How to elicit students' vowel awareness

Wow—has it really been a month since my last posting?  It's ironic, but since I started blogging and otherwise increasing my web presence as a teacher, the increased number of students it's brought me has left me with little time to continue blogging.  So I'm having to learn about managing a larger practice, but this is a welcome challenge, no doubt.

Oh yes, and the high temperatures of summer leave me feeling mighty lazy.  When I have a few extra moments of time during this part of the year, I usually just stretch out next to the chihuahuas on the couch, where they like to take the sun.



Peter and the dogs and I are all headed out for a week at the beach (Fire Island Pines) starting tomorrow.  There's apparently little wireless coverage out there, so we're going to leave blogging behind.  We'll return bronzed (well, whatever color one turns with SPF 70, perhaps a darker shade of cream), relaxed, and ready to dig back into sewing, blogging, teaching, and chewing on bones, respectively.
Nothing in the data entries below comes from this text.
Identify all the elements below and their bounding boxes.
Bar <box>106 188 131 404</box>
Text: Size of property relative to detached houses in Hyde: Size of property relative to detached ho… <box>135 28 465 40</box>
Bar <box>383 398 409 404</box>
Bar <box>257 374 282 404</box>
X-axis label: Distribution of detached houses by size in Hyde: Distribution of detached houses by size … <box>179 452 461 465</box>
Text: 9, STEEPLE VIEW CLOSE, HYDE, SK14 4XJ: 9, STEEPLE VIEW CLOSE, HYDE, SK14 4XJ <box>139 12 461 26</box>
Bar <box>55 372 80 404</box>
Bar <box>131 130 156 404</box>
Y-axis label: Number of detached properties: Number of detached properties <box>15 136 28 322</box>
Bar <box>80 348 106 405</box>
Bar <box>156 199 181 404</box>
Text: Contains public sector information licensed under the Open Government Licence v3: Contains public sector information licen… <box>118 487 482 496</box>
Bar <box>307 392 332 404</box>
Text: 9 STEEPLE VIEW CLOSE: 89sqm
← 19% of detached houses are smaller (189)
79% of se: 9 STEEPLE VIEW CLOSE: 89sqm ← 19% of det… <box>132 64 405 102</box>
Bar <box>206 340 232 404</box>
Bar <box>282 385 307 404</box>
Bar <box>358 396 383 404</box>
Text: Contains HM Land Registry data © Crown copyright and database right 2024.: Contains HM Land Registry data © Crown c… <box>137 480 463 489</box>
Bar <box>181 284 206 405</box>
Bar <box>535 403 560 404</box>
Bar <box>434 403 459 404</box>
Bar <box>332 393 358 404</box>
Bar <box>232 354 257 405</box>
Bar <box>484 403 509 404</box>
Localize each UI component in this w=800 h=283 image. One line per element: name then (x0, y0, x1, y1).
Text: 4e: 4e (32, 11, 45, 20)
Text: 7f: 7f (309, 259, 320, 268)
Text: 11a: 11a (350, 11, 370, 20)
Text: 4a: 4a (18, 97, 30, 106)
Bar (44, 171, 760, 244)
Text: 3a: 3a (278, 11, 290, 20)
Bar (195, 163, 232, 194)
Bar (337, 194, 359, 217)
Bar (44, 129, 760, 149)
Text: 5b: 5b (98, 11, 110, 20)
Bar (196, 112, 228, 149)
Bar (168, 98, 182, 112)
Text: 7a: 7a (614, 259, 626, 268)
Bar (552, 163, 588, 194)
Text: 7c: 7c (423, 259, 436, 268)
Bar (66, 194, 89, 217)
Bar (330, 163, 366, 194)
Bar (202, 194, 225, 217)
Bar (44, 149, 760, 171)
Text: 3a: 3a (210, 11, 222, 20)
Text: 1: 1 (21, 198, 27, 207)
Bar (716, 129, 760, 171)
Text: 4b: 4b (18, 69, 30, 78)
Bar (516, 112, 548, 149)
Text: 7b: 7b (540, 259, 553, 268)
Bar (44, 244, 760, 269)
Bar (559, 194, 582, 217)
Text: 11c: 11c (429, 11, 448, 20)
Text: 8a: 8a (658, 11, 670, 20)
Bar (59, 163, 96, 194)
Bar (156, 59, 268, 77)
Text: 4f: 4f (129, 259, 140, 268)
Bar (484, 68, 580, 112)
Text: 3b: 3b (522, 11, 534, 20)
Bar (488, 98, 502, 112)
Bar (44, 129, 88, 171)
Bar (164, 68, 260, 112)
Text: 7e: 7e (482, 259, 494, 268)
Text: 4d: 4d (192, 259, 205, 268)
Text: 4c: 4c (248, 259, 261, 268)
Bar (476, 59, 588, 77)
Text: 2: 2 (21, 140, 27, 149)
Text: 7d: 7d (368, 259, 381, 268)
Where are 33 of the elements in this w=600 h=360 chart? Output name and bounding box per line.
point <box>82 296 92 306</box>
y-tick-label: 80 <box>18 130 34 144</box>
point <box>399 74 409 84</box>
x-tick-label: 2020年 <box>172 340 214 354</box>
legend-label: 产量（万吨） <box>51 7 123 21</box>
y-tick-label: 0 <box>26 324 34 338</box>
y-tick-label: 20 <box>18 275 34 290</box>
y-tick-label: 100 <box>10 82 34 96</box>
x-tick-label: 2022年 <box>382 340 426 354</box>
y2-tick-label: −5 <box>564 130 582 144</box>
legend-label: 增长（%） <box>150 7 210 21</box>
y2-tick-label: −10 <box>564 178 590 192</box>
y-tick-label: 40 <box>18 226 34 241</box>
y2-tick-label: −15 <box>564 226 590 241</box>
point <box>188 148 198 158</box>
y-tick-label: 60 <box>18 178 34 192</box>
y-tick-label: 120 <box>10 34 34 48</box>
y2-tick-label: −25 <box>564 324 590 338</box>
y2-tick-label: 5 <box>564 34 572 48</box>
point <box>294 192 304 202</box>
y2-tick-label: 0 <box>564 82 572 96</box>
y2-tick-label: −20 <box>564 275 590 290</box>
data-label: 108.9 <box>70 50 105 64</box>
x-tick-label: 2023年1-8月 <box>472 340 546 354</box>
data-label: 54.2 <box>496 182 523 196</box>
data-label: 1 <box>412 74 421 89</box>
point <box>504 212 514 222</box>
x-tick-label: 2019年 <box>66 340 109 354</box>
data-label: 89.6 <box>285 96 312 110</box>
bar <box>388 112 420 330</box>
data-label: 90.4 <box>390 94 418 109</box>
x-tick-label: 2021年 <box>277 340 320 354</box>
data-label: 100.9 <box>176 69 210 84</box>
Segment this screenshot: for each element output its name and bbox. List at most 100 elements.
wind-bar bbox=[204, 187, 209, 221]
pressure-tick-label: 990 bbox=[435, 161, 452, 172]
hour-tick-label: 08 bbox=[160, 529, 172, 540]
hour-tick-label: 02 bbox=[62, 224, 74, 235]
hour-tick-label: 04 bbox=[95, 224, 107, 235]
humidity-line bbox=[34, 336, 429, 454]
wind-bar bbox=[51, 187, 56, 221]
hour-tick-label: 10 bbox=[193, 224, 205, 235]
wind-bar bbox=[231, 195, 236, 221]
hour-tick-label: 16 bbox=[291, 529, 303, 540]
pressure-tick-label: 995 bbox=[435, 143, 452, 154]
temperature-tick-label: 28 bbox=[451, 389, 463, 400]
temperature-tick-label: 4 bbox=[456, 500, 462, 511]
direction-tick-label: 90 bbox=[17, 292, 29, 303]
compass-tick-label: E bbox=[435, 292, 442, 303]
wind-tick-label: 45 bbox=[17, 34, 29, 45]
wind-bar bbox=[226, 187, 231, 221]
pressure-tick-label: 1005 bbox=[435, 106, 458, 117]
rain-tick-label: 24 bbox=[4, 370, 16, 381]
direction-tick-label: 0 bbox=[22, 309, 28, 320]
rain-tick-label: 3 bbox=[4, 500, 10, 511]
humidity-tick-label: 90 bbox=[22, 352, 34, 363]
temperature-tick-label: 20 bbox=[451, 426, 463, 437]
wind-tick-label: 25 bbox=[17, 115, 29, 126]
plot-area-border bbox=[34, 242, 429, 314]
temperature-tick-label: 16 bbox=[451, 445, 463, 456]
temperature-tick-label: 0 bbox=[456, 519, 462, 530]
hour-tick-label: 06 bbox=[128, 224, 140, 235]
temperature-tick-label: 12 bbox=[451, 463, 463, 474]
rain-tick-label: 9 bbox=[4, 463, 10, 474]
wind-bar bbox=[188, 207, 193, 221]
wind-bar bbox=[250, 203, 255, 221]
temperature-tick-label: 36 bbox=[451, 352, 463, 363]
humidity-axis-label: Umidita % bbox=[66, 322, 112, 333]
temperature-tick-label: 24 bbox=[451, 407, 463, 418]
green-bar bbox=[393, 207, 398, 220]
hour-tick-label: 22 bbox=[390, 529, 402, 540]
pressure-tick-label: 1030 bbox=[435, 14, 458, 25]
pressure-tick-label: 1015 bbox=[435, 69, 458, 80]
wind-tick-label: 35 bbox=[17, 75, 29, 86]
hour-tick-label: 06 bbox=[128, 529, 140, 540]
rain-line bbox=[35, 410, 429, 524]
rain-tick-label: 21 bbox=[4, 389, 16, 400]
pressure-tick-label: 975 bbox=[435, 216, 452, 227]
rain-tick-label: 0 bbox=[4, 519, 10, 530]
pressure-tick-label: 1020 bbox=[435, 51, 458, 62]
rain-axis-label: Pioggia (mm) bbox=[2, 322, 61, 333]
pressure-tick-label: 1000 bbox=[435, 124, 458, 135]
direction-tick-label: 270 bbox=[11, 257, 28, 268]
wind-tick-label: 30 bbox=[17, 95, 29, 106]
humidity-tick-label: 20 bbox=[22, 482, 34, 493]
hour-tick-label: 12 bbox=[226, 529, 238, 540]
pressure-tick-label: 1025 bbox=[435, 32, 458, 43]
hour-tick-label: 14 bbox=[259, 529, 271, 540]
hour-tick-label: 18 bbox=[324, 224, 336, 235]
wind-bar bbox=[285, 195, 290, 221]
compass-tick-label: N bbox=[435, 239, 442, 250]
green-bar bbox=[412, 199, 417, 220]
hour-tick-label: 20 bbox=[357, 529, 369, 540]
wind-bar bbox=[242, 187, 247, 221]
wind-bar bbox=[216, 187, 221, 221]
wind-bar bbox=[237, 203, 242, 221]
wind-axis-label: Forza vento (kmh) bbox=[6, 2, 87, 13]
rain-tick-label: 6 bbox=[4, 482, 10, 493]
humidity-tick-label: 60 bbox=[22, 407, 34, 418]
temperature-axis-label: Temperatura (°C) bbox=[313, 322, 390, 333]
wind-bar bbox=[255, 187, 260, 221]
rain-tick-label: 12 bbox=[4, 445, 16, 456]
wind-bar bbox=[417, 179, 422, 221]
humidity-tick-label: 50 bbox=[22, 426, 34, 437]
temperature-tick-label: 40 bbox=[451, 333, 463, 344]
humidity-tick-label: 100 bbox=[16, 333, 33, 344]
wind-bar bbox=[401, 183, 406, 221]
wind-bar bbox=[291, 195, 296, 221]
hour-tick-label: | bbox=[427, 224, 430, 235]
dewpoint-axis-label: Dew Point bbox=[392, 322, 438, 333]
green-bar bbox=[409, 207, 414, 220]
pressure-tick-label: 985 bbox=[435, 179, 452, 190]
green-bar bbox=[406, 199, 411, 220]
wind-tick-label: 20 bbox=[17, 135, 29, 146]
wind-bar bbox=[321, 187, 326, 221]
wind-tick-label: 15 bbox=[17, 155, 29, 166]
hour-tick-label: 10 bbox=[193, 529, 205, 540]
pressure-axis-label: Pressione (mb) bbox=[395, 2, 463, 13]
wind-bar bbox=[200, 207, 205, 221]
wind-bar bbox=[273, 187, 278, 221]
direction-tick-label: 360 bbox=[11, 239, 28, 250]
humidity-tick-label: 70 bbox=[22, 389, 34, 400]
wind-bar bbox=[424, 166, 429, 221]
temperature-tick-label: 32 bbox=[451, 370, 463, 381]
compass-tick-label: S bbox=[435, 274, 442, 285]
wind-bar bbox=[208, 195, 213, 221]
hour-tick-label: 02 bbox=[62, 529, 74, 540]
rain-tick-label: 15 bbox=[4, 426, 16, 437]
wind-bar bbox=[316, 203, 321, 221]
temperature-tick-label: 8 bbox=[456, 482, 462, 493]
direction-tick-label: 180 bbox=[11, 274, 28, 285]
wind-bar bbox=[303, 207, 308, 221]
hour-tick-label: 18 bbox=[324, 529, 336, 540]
Anyhow, before I leave, I wanted to respond to a reader (Chaz) who posed the following question on one of my past postings about vowels:

Can you say more about how you teach students to discern the quality of their vowels? Some of mine have a "natural" ability to hear, and others seem to have no awareness of what seems so obvious to me. Is relentless repitition the only way? 



Well, Chaz, I can empathize with both your frustration and that of your students!  Even though I apparently possess the necessary gifts for singing — Cornelius used to say that I was very musical and had a good ear — it took me literally years before I could hear myself inadvertently altering my [ah]'s.  Cornelius, of course, could hear it straight off, and would inform me that, once again, I had sung [ah] - [ah] - [ah] - [UH].  I would just nod and think to myself, "This man is insane; I'm not changing my vowel!"  One day, I finally heard it myself, a real "duh" moment.  Once I identified the change, it seemed so obvious.  But until had I reached that point, it seemed that one of us (Cornelius or me) must have been crazy.

In my own teaching, I want to get my students as quickly as possible to the stage of being able to perceive their vowels accurately.  (Both to facilitate learning and so that they will not go on thinking me insane.)  Here are a couple of techniques I've found helpful for this:

1. Have the students sing exercises using a wide variety of vowels.  Not just [ah], [ay], [ee], [oh], and [oo], but different shadings of each.  For example, [ah] can be shaded from the very bright to the very dark, and you can even request a whole exercise be sung on the [uh] which is intruding into [ah] exercises.  By these means, the students will become attuned to the subtleties of vowel shading and will be more likely to recognize when they stray from their intentions.

2. Incorporate kinesthetic information, which some students can pick up on more accurately than what they hear.  Remind them that, once they have set the shape of their oral/laryngeal cavity for a vowel, they should not change it during the course of the exercise.  Most students can recognize how they alter the position of their tongue, palate, throat, or lips as they sing, even if they can't yet hear the resulting differences.  This is one of the areas in which Alexander Technique experience is so helpful to the singer: AT develops your ability to "leave yourself alone" in the performing of activities, i.e., not moving muscles unnecessarily.

Remind yourself when things get tough that EVENTUALLY, your student will hear herself altering vowels unintentionally.  Here's a quotation from Daniel H. Pink's recent book, Drive: the Surprising Truth About What Motivates Us, which I am currently reading: "Mastery requires effort. . .over a long time (not a week or a month, but a decade)."  I wouldn't have chosen the word "effort," but I agree that we need to be reminded in our get-rich/thin/famous-quick culture that worthwhile skills develop gradually over long long long periods of time.  In this sense, relentless repetition is part of the process: on perhaps her 12,343rd octave arpeggio sometime during her 239th lesson, your student will stop and laugh and say "Oh my god, I AM changing my [ah]!"